US 12,175,356 B2
Arithmetic device
Kyohei Suwabe, Tokyo (JP); Kenya Sugihara, Tokyo (JP); and Seidai Takeda, Tokyo (JP)
Assigned to Mitsubishi Electric Corporation, Tokyo (JP)
Appl. No. 17/049,065
Filed by Mitsubishi Electric Corporation, Tokyo (JP)
PCT Filed Jan. 28, 2019, PCT No. PCT/JP2019/002780
§ 371(c)(1), (2) Date Oct. 20, 2020,
PCT Pub. No. WO2019/220692, PCT Pub. Date Nov. 21, 2019.
Claims priority of application No. 2018-093750 (JP), filed on May 15, 2018.
Prior Publication US 2021/0241083 A1, Aug. 5, 2021
Int. Cl.

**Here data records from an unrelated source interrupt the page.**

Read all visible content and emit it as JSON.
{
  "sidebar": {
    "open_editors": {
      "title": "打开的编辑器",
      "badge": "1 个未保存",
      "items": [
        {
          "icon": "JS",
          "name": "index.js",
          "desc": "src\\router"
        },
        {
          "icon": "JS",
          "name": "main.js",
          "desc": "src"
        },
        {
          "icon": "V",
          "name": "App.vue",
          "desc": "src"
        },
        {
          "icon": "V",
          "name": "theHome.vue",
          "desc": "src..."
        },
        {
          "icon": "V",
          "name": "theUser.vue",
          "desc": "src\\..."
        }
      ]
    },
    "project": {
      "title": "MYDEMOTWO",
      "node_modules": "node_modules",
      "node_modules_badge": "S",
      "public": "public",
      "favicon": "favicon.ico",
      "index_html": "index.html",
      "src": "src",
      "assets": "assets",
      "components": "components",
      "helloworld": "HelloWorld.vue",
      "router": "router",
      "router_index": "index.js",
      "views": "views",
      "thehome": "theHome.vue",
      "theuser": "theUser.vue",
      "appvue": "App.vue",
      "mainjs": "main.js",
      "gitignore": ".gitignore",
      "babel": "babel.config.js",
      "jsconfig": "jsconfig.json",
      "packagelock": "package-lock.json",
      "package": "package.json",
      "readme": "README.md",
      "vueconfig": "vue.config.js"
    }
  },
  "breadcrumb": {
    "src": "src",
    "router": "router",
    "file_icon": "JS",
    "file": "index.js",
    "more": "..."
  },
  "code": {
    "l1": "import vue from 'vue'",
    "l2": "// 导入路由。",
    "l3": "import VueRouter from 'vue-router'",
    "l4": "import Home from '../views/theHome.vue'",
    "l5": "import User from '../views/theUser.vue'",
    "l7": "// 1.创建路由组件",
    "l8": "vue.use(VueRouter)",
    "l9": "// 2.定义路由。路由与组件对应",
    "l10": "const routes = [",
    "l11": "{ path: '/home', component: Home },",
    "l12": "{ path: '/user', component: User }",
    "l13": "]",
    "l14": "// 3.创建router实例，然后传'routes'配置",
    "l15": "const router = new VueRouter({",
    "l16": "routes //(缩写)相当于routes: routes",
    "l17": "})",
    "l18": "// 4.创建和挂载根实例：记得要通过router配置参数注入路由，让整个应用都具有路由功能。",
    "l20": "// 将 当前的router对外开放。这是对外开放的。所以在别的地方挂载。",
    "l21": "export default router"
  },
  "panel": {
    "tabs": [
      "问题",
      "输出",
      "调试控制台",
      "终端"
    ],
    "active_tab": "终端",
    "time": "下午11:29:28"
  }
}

G06F 7/50 (2006.01); G06F 3/048 (2013.01); G06F 7/523 (2006.01); G06F 7/544 (2006.01); G06N 3/048 (2023.01); G06N 3/063 (2023.01)
CPC G06N 3/063 (2013.01) [G06F 7/50 (2013.01); G06F 7/523 (2013.01); G06F 7/5443 (2013.01); G06N 3/048 (2023.01)] 9 Claims
OG exemplary drawing
 
1. An arithmetic device for a computation in a convolutional layer of a convolutional neural network, the convolutional layer including a plurality of input neurons and a plurality of output neurons each connected to at least one of the plurality of input neurons, the arithmetic device comprising:
a first register that stores input data as a value of at least one of the plurality of input neurons;
a plurality of ports; and
a plurality of processing element groups that correspond to the plurality of ports, respectively, and can access the first register through respective corresponding ports,
wherein the arithmetic device is configured to compare a number of output neurons within the range of one convolutional kernel to a total number of processing elements, and divide the number of output neurons into at least one turn when the number of output neurons is greater than the total number of processing elements,
wherein each of the processing element groups includes a plurality of processing elements, and each of the processing elements is associated with at least one of the plurality of output neurons within a range of one convolutional kernel and performs a multiply-and-accumulate computation for the at least one associated output neuron in which a value of at least one input neuron connected to the at least one associated output neuron is multiplied by a weight coefficient corresponding to a turn number of the at least one turn and a result of multiplication is accumulated, and
wherein each of the processing element groups is configured send a data access request to the first register to access one or more of the plurality of input neurons stored in the first register, the data request including an index string corresponding to the turn number of the at least one turn, and the index string including an index number of one or more of the plurality of input neurons.